Organised by the wonderfully talented OOMK, residents of Somerset House Studios, PROCESS! Festival saw over eighty emerging and established artists and activists come together for a two day celebration and discussion of the process of creative and collaborative artistically focused social movements.
In the context of high speed media & access to infinite information, how do we create time, space & approaches that can enable us to process the social & political climate & create new media and outputs?
The weekend featured a range of zine creators and exhibitors, alongside talks, workshops and demos surrounding the concept of the blend of the digital world, the creative world and social change.
I headed into the Work in Process panel discussion, which I knew I’d love to attend from the online description alone!

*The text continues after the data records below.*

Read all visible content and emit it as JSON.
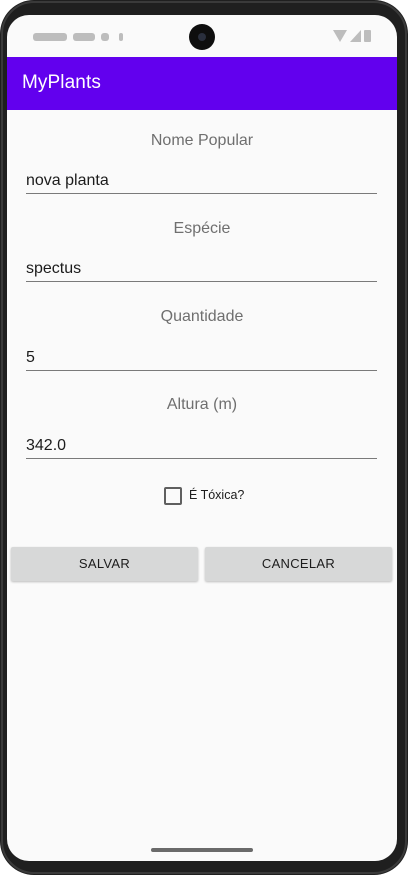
{
  "app_bar": {
    "title": "MyPlants",
    "color": "#6200ee"
  },
  "form": {
    "nome_popular": {
      "label": "Nome Popular",
      "value": "nova planta"
    },
    "especie": {
      "label": "Espécie",
      "value": "spectus"
    },
    "quantidade": {
      "label": "Quantidade",
      "value": "5"
    },
    "altura": {
      "label": "Altura (m)",
      "value": "342.0"
    },
    "toxica": {
      "label": "É Tóxica?",
      "checked": false
    }
  },
  "buttons": {
    "salvar": "SALVAR",
    "cancelar": "CANCELAR"
  },
  "status_bar": {
    "icons": [
      "wifi-icon",
      "signal-icon",
      "battery-icon"
    ]
  }
}
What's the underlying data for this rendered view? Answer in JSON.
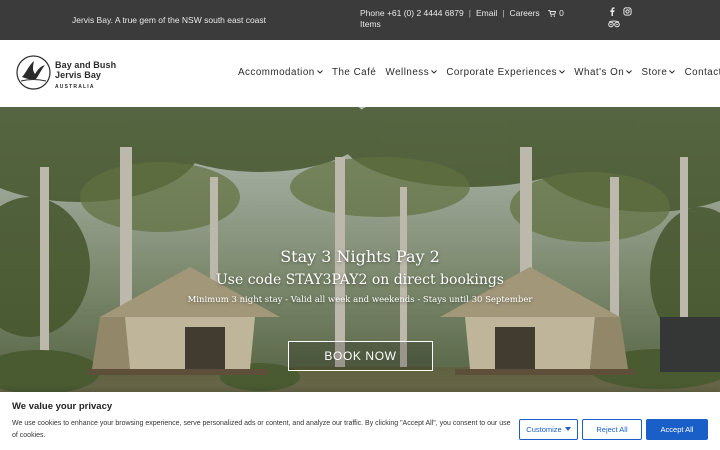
{
  "topbar": {
    "tagline": "Jervis Bay. A true gem of the NSW south east coast",
    "phone": "Phone +61 (0) 2 4444 6879",
    "email": "Email",
    "careers": "Careers",
    "cart": "0",
    "cart_items": "Items",
    "separator": "|",
    "icons": [
      "facebook-icon",
      "instagram-icon",
      "tripadvisor-icon"
    ]
  },
  "logo": {
    "line1": "Bay and Bush",
    "line2": "Jervis Bay",
    "line3": "AUSTRALIA"
  },
  "nav": {
    "items": [
      {
        "label": "Accommodation",
        "has_dropdown": true
      },
      {
        "label": "The Café",
        "has_dropdown": false
      },
      {
        "label": "Wellness",
        "has_dropdown": true
      },
      {
        "label": "Corporate Experiences",
        "has_dropdown": true
      },
      {
        "label": "What's On",
        "has_dropdown": true
      },
      {
        "label": "Store",
        "has_dropdown": true
      },
      {
        "label": "Contact Us",
        "has_dropdown": true
      }
    ]
  },
  "hero": {
    "title": "Stay 3 Nights Pay 2",
    "subtitle": "Use code STAY3PAY2 on direct bookings",
    "note": "Minimum 3 night stay - Valid all week and weekends - Stays until 30 September",
    "cta": "BOOK NOW"
  },
  "cookie": {
    "title": "We value your privacy",
    "text": "We use cookies to enhance your browsing experience, serve personalized ads or content, and analyze our traffic. By clicking \"Accept All\", you consent to our use of cookies.",
    "customize": "Customize",
    "reject": "Reject All",
    "accept": "Accept All"
  },
  "colors": {
    "topbar_bg": "#3a3b3a",
    "accent_blue": "#1a5fc7"
  }
}
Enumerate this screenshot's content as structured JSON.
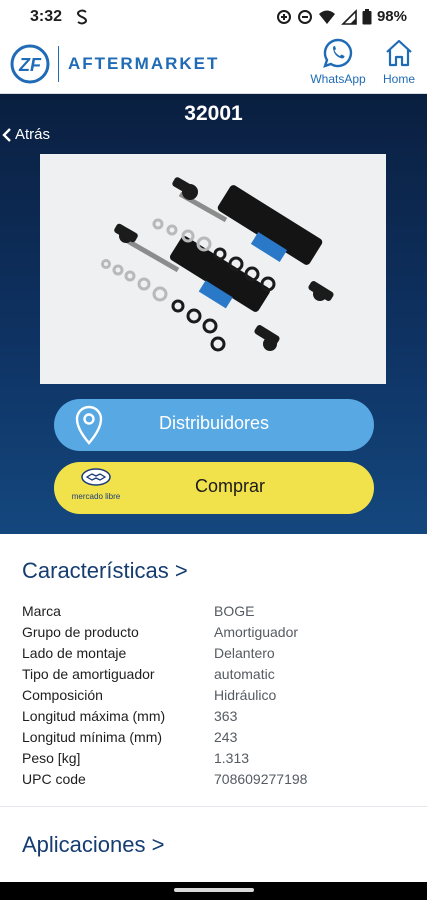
{
  "status_bar": {
    "time": "3:32",
    "battery": "98%",
    "icons": [
      "s-notification-icon",
      "data-saver-icon",
      "do-not-disturb-icon",
      "wifi-icon",
      "signal-icon",
      "battery-icon"
    ]
  },
  "header": {
    "logo_text": "ZF",
    "brand": "AFTERMARKET",
    "whatsapp_label": "WhatsApp",
    "home_label": "Home"
  },
  "product": {
    "code": "32001",
    "back_label": "Atrás"
  },
  "actions": {
    "distribuidores_label": "Distribuidores",
    "comprar_label": "Comprar",
    "mercado_libre_text": "mercado libre"
  },
  "characteristics": {
    "title": "Características >",
    "rows": [
      {
        "label": "Marca",
        "value": "BOGE"
      },
      {
        "label": "Grupo de producto",
        "value": "Amortiguador"
      },
      {
        "label": "Lado de montaje",
        "value": "Delantero"
      },
      {
        "label": "Tipo de amortiguador",
        "value": "automatic"
      },
      {
        "label": "Composición",
        "value": "Hidráulico"
      },
      {
        "label": "Longitud máxima (mm)",
        "value": "363"
      },
      {
        "label": "Longitud mínima (mm)",
        "value": "243"
      },
      {
        "label": "Peso [kg]",
        "value": "1.313"
      },
      {
        "label": "UPC code",
        "value": "708609277198"
      }
    ]
  },
  "applications": {
    "title": "Aplicaciones >"
  },
  "colors": {
    "brand_blue": "#1f6bb5",
    "hero_dark": "#0a1f40",
    "distribuidores_button": "#57a8e3",
    "comprar_button": "#f1e24b",
    "section_title": "#163d71"
  }
}
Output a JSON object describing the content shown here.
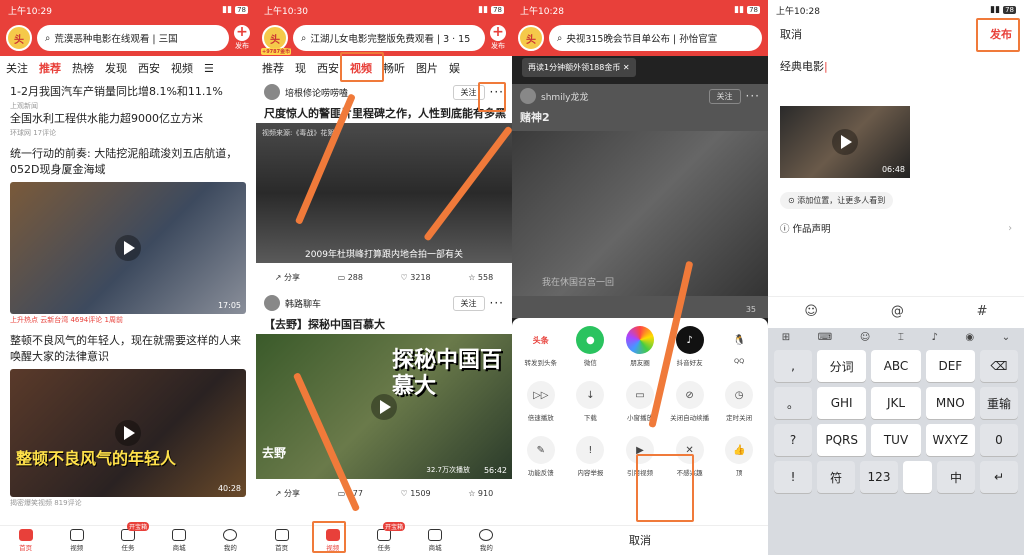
{
  "colors": {
    "brand": "#e8403a",
    "annotation": "#f07a3a"
  },
  "p1": {
    "time": "上午10:29",
    "battery": "78",
    "search": "荒漠恶种电影在线观看 | 三国",
    "publish": "发布",
    "tabs": [
      "关注",
      "推荐",
      "热榜",
      "发现",
      "西安",
      "视频"
    ],
    "news": [
      {
        "title": "1-2月我国汽车产销量同比增8.1%和11.1%",
        "meta": "上观新闻"
      },
      {
        "title": "全国水利工程供水能力超9000亿立方米",
        "meta": "环球网  17评论"
      },
      {
        "title": "统一行动的前奏: 大陆挖泥船疏浚刘五店航道，052D现身厦金海域",
        "meta": "上升热点  云新台湾  4694评论  1周前",
        "duration": "17:05"
      },
      {
        "title": "整顿不良风气的年轻人，现在就需要这样的人来唤醒大家的法律意识",
        "meta": "揭密爆笑视频  819评论",
        "duration": "40:28",
        "overlay": "整顿不良风气的年轻人"
      }
    ],
    "nav": [
      "首页",
      "视频",
      "任务",
      "商城",
      "我的"
    ],
    "nav_tag": "开宝箱"
  },
  "p2": {
    "time": "上午10:30",
    "battery": "78",
    "search": "江湖儿女电影完整版免费观看 | 3 · 15",
    "publish": "发布",
    "coin": "+9787金币",
    "tabs": [
      "推荐",
      "现",
      "西安",
      "视频",
      "畅听",
      "图片",
      "娱"
    ],
    "v1": {
      "author": "培根修论唠唠嗑",
      "follow": "关注",
      "title": "尺度惊人的警匪片里程碑之作，人性到底能有多黑",
      "source": "视频来源:《毒战》花絮",
      "subtitle": "2009年杜琪峰打算跟内地合拍一部有关",
      "share": "分享",
      "c": "288",
      "l": "3218",
      "s": "558"
    },
    "v2": {
      "author": "韩路聊车",
      "follow": "关注",
      "title": "【去野】探秘中国百慕大",
      "overlay": "探秘中国百慕大",
      "sign": "去野",
      "views": "32.7万次播放",
      "duration": "56:42",
      "share": "分享",
      "c": "177",
      "l": "1509",
      "s": "910"
    },
    "nav": [
      "首页",
      "视频",
      "任务",
      "商城",
      "我的"
    ],
    "nav_tag": "开宝箱"
  },
  "p3": {
    "time": "上午10:28",
    "battery": "78",
    "search": "央视315晚会节目单公布 | 孙怡官宣",
    "banner": "再读1分钟额外领188金币",
    "author": "shmily龙龙",
    "follow": "关注",
    "title": "赌神2",
    "subtitle": "我在休国召宫一回",
    "likes": "35",
    "row1": [
      "转发到头条",
      "微信",
      "朋友圈",
      "抖音好友",
      "QQ"
    ],
    "row2": [
      "倍速播放",
      "下载",
      "小窗播放",
      "关闭自动续播",
      "定时关闭"
    ],
    "row3": [
      "功能反馈",
      "内容举报",
      "引用视频",
      "不感兴趣",
      "顶"
    ],
    "cancel": "取消"
  },
  "p4": {
    "time": "上午10:28",
    "battery": "78",
    "cancel": "取消",
    "publish": "发布",
    "text": "经典电影",
    "duration": "06:48",
    "location": "添加位置，让更多人看到",
    "statement": "作品声明",
    "keys": {
      "r1": [
        "分词",
        "ABC",
        "DEF"
      ],
      "r2": [
        "GHI",
        "JKL",
        "MNO"
      ],
      "r3": [
        "PQRS",
        "TUV",
        "WXYZ"
      ],
      "left": [
        ",",
        "。",
        "?",
        "!"
      ],
      "right": [
        "重输",
        "0"
      ],
      "bottom": [
        "符",
        "123",
        "中"
      ]
    }
  }
}
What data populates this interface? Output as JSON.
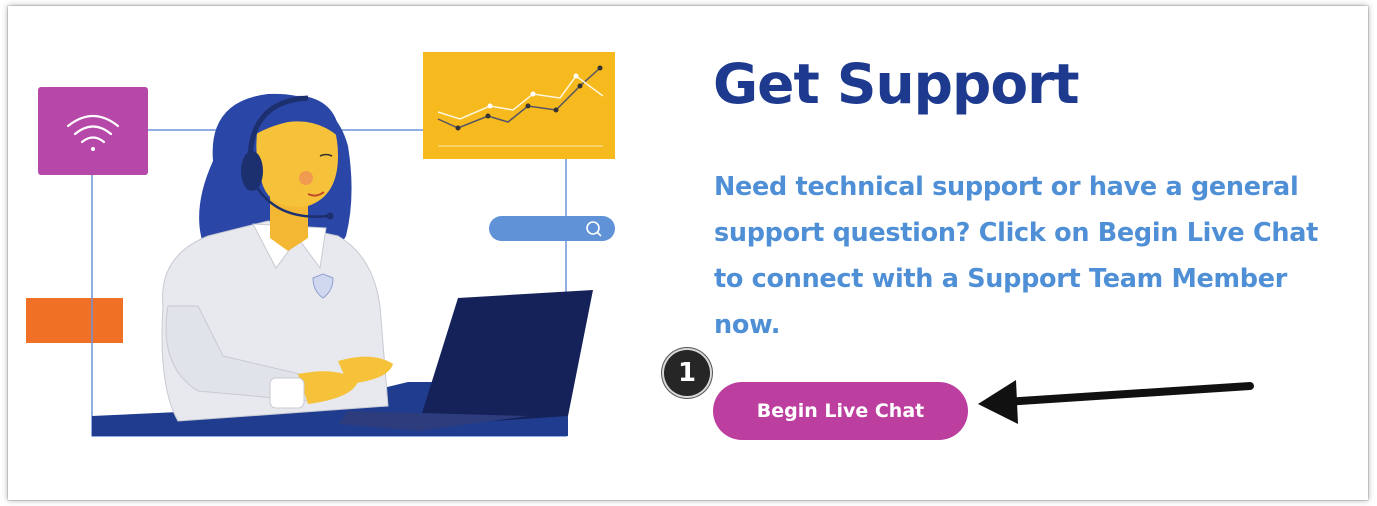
{
  "support": {
    "title": "Get Support",
    "description": "Need technical support or have a general support question? Click on Begin Live Chat to connect with a Support Team Member now.",
    "button_label": "Begin Live Chat"
  },
  "annotation": {
    "step_number": "1"
  },
  "colors": {
    "title": "#1d3a8f",
    "description": "#4f8fd6",
    "button": "#bc3fa0",
    "wifi_tile": "#b548a8",
    "chart_tile": "#f6b91e",
    "orange_block": "#f07126",
    "laptop": "#15225a",
    "hair": "#2a46a6"
  },
  "icons": [
    "wifi-icon",
    "line-chart-icon",
    "search-icon",
    "headset-icon",
    "shield-icon",
    "arrow-left-icon"
  ]
}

How are alternative arts and education spaces enabling people to learn, reflect and develop a creative practice? Panellists discuss the challenges faced by systems under austerity and highlight projects that are helping to encourage independence and forge new routes into the arts. Speakers include Shiri Shalmy (ANTIUNIVERSITY NOW), Artist and Education Advocate Bob and Roberta Smith, Karla Marie Sweet (BBC / Arts Emergency), Louise Shelley (Collaborative Projects Curator of Communal Knowledge Showroom Gallery).
Here are a couple of my favourite quotations from the panel:
‘The words we use for the creative process are key to define it as a political practice.’
‘Turns out running a protest is just a whole lot of admin.’
‘I don’t need permission to learn from other people.’
‘Culture is enriched by diversity.’
One particularly lovely element of the festival was its communal zine table, where everyone and anyone could drop off their own independent publication and paperclip their details to it, should anyone be interested to find out more about their work. It’s such a lovely way to get to know the work of lesser known zine artists and bring to light topics that need to be discussed, as well as highlighting humour that deserves to be appreciated!
Thank you to OOMK and Somerset House for such a lovely festival – I’m so excited to research the work of new artists and activists that I’ve discovered thanks to PROCESS!